Harriton High School, Rosemont, Pennsylvania, United States of America.
Department of Chemical and Biological Engineering, University of Pennsylvania, Philadelphia, Pennsylvania, United States of America.
PLoS Comput Biol. 2019 Oct 7;15(10):e1007295. doi: 10.1371/journal.pcbi.1007295. eCollection 2019 Oct.
Dendritic cells (DCs) are the most effective professional antigen-presenting cell. They ferry antigen from the extremities to T cells and are essential for the initiation of an adaptive immune response. Despite interest in how DCs respond to chemical stimuli, there have been few attempts to model DC migration. In this paper, we simulate the motility of DCs by modeling the generation of forces by filopodia and a force balance on the cell. The direction of fliopodial extension is coupled to differential occupancy of cognate chemokine receptors across the cell. Our model simulates chemokinesis and chemotaxis in a variety of chemical and mechanical environments. Simulated DCs undergoing chemokinesis were measured to have a speed of 5.1 ± 0.07 μm·min-1 and a persistence time of 3.2 ± 0.46 min, consistent with experiment. Cells undergoing chemotaxis exhibited a stronger chemotactic response when exposed to lower average chemokine concentrations, also consistent with experiment. We predicted that when placed in two opposing gradients, cells will cluster in a line, which we call the "line of equistimulation;" this clustering has also been observed. We calculated the effect of varying gradient steepness on the line of equistimulation, with steeper gradients resulting in tighter clustering. Moreover, gradients are found to be most potent when cells are in a gradient of chemokine whose mean concentration is close to the binding of the Kd to the receptor, and least potent when the mean concentration is 0.1Kd.
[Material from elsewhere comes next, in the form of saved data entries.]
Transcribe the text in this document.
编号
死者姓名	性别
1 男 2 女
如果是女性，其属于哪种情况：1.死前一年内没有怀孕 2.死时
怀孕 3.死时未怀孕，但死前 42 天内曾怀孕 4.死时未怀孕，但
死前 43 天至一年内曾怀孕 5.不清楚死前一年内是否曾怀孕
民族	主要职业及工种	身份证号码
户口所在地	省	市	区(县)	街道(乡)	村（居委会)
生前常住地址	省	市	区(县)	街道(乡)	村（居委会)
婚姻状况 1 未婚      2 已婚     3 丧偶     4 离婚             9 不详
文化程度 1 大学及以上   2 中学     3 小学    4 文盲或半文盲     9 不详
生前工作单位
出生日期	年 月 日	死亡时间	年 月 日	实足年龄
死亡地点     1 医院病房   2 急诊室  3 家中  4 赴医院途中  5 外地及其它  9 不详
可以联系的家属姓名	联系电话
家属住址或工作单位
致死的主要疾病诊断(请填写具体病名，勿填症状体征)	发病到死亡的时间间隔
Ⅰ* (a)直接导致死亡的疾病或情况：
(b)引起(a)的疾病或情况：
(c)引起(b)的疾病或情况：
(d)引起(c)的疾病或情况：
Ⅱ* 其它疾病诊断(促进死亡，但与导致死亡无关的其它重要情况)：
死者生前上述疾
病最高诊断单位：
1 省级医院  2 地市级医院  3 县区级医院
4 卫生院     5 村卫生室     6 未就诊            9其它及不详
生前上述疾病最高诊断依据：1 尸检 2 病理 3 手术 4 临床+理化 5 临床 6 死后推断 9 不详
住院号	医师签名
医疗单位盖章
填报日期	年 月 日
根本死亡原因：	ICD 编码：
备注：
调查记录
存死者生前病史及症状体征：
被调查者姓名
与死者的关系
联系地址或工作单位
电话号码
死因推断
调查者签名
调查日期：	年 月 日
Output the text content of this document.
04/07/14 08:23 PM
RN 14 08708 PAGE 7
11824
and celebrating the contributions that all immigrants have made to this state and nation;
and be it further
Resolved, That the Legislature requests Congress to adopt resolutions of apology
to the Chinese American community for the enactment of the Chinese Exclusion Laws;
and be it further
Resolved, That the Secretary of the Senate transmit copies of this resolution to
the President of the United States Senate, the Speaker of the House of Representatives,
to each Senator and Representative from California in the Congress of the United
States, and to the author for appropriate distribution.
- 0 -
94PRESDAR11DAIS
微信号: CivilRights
Comparing our simulations to experiment, we can give a quantitative measure of the strength of certain chemokines relative to others. Assigning the signal of CCL19 binding CCR7 a baseline strength of 1, we found CCL21 binding CCR7 had a strength of 0.28, and CXCL12 binding CXCR4 had a strength of 0.30. These differences emerge despite both chemokines having virtually the same Kd, suggesting a mechanism of signal amplification in DCs requiring further study.
树突状细胞 (DCs) 是最有效的专业抗原呈递细胞。它们从末梢运送抗原到 T 细胞,并对启动适应性免疫反应至关重要。尽管人们对 DC 如何对化学刺激做出反应很感兴趣,但很少有尝试对 DC 迁移进行建模。在本文中,我们通过建模丝状伪足产生的力和细胞上的力平衡来模拟 DC 的运动。丝状伪足延伸的方向与细胞上同源趋化因子受体的差异占据相关联。我们的模型模拟了各种化学和机械环境中的趋化运动和趋化运动。模拟的 DC 进行趋化运动的速度为 5.1 ± 0.07 μm·min-1,持续时间为 3.2 ± 0.46 min,与实验结果一致。进行趋化运动的细胞在暴露于较低平均趋化浓度时表现出更强的趋化反应,这也与实验结果一致。我们预测,当放置在两个相反的梯度中时,细胞将聚集在一条线上,我们称之为“等刺激线”;这种聚集也已经被观察到。我们计算了梯度陡度对等刺激线的影响,梯度陡度越大,聚集越紧密。此外,当细胞处于接近 Kd 与受体结合的趋化浓度的梯度中时,梯度的作用最强,而当平均浓度为 0.1Kd 时,梯度的作用最弱。将我们的模拟与实验进行比较,我们可以对某些趋化因子相对于其他趋化因子的强度进行定量测量。将 CCL19 结合 CCR7 的信号指定为基本强度 1,我们发现 CCL21 结合 CCR7 的强度为 0.28,而 CXCL12 结合 CXCR4 的强度为 0.30。尽管这两种趋化因子的 Kd 几乎相同,但仍出现了这些差异,这表明 DC 中存在信号放大机制,需要进一步研究。